Q: What does the inspector do?
The inspector makes on-site visual observations about the current condition of your home. The report covers the heating and cooling systems, plumbing and electrical systems, roof, attic and visible insulation, walls, ceilings, floors, windows and doors, foundation, basement, and structural components. The inspector spends several hours going from top to bottom of your home checking the home for sound and safe systems and structure. There are national home inspector associations that publish standards of practice, and code of ethics many inspectors follow. In states where licensing is required, verify your inspector is actively licensed to perform inspections.

Q: Do I need to be at the inspection?
The inspection findings are covered in a written report. Although you don’t need to be present at the inspection, we recommend you go. The inspector can show you any findings that may cause concern. In addition, he can offer suggestions on repairs and remediation and tell you the pros and cons of choosing one method over another. The inspector can also give you an estimate of the cost of any repairs and refer you to accomplished local services to complete repairs.
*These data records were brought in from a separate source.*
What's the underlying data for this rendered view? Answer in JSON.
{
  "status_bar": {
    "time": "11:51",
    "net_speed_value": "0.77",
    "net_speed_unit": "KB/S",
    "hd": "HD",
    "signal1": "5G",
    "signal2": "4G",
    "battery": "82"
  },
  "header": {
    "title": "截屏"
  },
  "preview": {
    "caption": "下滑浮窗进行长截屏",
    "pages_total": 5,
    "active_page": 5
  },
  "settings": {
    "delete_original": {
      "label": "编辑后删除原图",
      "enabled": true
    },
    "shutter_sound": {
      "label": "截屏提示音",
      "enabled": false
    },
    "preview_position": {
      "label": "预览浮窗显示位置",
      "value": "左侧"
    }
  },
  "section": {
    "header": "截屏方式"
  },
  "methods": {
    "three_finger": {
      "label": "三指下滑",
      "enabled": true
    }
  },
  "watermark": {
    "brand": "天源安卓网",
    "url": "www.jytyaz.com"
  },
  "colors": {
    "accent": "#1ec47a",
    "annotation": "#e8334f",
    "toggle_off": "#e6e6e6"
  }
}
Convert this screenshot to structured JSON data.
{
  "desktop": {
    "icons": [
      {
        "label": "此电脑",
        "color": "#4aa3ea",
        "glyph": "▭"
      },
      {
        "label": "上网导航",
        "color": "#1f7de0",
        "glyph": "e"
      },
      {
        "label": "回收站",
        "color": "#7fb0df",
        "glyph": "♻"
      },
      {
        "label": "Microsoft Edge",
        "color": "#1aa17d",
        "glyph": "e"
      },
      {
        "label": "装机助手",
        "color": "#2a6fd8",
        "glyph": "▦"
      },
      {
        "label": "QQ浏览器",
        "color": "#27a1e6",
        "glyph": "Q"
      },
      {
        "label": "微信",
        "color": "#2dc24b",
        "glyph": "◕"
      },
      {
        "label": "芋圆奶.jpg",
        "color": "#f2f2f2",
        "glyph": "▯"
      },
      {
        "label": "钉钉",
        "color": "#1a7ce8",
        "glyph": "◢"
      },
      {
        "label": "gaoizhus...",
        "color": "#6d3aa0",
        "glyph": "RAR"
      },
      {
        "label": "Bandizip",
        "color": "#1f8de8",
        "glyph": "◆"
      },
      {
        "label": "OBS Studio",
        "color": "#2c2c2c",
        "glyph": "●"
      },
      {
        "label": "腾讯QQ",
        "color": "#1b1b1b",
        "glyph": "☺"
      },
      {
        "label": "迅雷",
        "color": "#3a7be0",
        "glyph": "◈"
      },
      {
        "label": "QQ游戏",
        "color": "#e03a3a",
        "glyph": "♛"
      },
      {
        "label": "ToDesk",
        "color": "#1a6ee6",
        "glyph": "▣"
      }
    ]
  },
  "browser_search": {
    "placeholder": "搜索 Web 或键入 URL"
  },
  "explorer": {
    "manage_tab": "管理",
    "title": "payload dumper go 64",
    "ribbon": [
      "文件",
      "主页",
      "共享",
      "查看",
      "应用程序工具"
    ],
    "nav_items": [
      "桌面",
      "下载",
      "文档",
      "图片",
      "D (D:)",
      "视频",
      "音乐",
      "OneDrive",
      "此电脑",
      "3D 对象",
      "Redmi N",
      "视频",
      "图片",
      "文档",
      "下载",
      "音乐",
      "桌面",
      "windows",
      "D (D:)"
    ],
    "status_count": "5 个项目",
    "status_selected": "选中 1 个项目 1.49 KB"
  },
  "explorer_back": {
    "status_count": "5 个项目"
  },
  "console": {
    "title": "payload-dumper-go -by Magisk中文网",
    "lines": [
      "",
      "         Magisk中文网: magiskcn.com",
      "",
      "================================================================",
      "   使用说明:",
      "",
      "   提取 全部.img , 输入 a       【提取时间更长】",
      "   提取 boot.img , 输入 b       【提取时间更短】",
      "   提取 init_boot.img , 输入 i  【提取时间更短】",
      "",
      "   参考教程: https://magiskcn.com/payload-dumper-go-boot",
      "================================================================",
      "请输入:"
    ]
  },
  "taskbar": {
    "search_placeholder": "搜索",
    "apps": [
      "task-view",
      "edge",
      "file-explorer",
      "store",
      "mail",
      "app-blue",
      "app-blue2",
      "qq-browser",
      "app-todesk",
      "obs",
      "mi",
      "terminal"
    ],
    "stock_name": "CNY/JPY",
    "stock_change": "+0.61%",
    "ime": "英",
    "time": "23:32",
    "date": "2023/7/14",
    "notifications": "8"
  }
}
These are recommendations that may not be in the written report. It’s in your best interest to be at the inspection to learn the most you can about the condition of the home.

Q: How soon will I get my inspection report(s)?
Usually the completed written report is delivered within three business days, and a 24-hour turn around time is considered the gold standard in the industry. How quickly the report is delivered is part of what makes each inspector unique. Some choose to deliver reports onsite, others prepare their reports after returning to the office. Fundamentally it is a business decision, but an underlying principle should be ensuring a fast turn around time never negatively impacts the quality of your home inspection report.
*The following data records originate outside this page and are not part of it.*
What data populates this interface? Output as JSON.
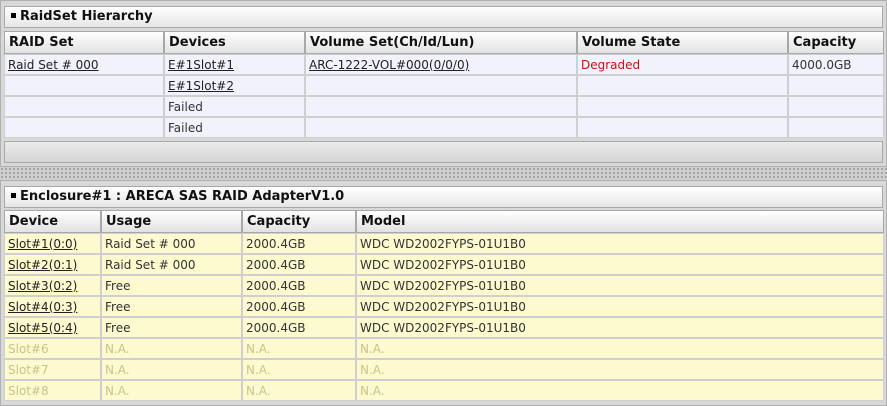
{
  "raidset": {
    "title": "RaidSet Hierarchy",
    "headers": [
      "RAID Set",
      "Devices",
      "Volume Set(Ch/Id/Lun)",
      "Volume State",
      "Capacity"
    ],
    "rows": [
      {
        "raid_set": "Raid Set # 000",
        "device": "E#1Slot#1",
        "volume": "ARC-1222-VOL#000(0/0/0)",
        "state": "Degraded",
        "capacity": "4000.0GB"
      },
      {
        "raid_set": "",
        "device": "E#1Slot#2",
        "volume": "",
        "state": "",
        "capacity": ""
      },
      {
        "raid_set": "",
        "device": "Failed",
        "volume": "",
        "state": "",
        "capacity": ""
      },
      {
        "raid_set": "",
        "device": "Failed",
        "volume": "",
        "state": "",
        "capacity": ""
      }
    ]
  },
  "enclosure": {
    "title": "Enclosure#1 : ARECA SAS RAID AdapterV1.0",
    "headers": [
      "Device",
      "Usage",
      "Capacity",
      "Model"
    ],
    "rows": [
      {
        "device": "Slot#1(0:0)",
        "usage": "Raid Set # 000",
        "capacity": "2000.4GB",
        "model": "WDC WD2002FYPS-01U1B0"
      },
      {
        "device": "Slot#2(0:1)",
        "usage": "Raid Set # 000",
        "capacity": "2000.4GB",
        "model": "WDC WD2002FYPS-01U1B0"
      },
      {
        "device": "Slot#3(0:2)",
        "usage": "Free",
        "capacity": "2000.4GB",
        "model": "WDC WD2002FYPS-01U1B0"
      },
      {
        "device": "Slot#4(0:3)",
        "usage": "Free",
        "capacity": "2000.4GB",
        "model": "WDC WD2002FYPS-01U1B0"
      },
      {
        "device": "Slot#5(0:4)",
        "usage": "Free",
        "capacity": "2000.4GB",
        "model": "WDC WD2002FYPS-01U1B0"
      },
      {
        "device": "Slot#6",
        "usage": "N.A.",
        "capacity": "N.A.",
        "model": "N.A."
      },
      {
        "device": "Slot#7",
        "usage": "N.A.",
        "capacity": "N.A.",
        "model": "N.A."
      },
      {
        "device": "Slot#8",
        "usage": "N.A.",
        "capacity": "N.A.",
        "model": "N.A."
      }
    ]
  },
  "colors": {
    "degraded": "#d01010",
    "raid_row_bg": "#f2f2fc",
    "enclosure_row_bg": "#fdfad0",
    "not_available_text": "#c9c48a"
  }
}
Q: Who gets a copy of the inspection report(s)?
When you hire an inspector, you get the report as the paying party to whom the inspector has a fiduciary responsibility. You can use the information to your benefit. Be aware that if you make a “terms, or conditions” request based on information in the report, then you must provide a copy of the report to the other party, to demonstrate in good faith the request is based on fact.  Any time professionals/realtors are involved, they also need a copy to do their job. Technically, you are the only person with the authority to release the report to any other party. It is industry standard that inspectors send the report to you, the client, and your real estate professional.

Q: What if the inspection reveals problems?
No house is perfect. An inspection can reveal problems even in a brand new home. The inspection helps you make wise decisions. For instance if a report reveals problems that doesn’t mean you should not buy the house. You do know in advance what to expect, so if your budget is tight this information will help you in your ultimate decision to buy the property. And often, when major problems are revealed, a seller may agree to make repairs. The home inspector works for you. Be sure to discuss any major repair work with the inspector. Get his opinion on how the problem affects the overall condition of the home both now and in the future.

Q: What gets fixed once the inspection results are received?
Each real estate transaction is different. So, what gets fixed is negotiated in the contract. The intent of the inspection process is two-fold: to reveal material fact about the condition of the property to allow the client to make an informed decision, with the primary intent to make sure the property is safe for occupants/users of the property. Your inspector understands that value, as well as conditions that will lead to larger subsequent problems are important.  But only part of the process is more related to price. In the inspector’s mind, it isn’t important whether a $1 or a $1M item harms a person, what truly matters is that safety conditions be addressed before a person gets hurt in the first place.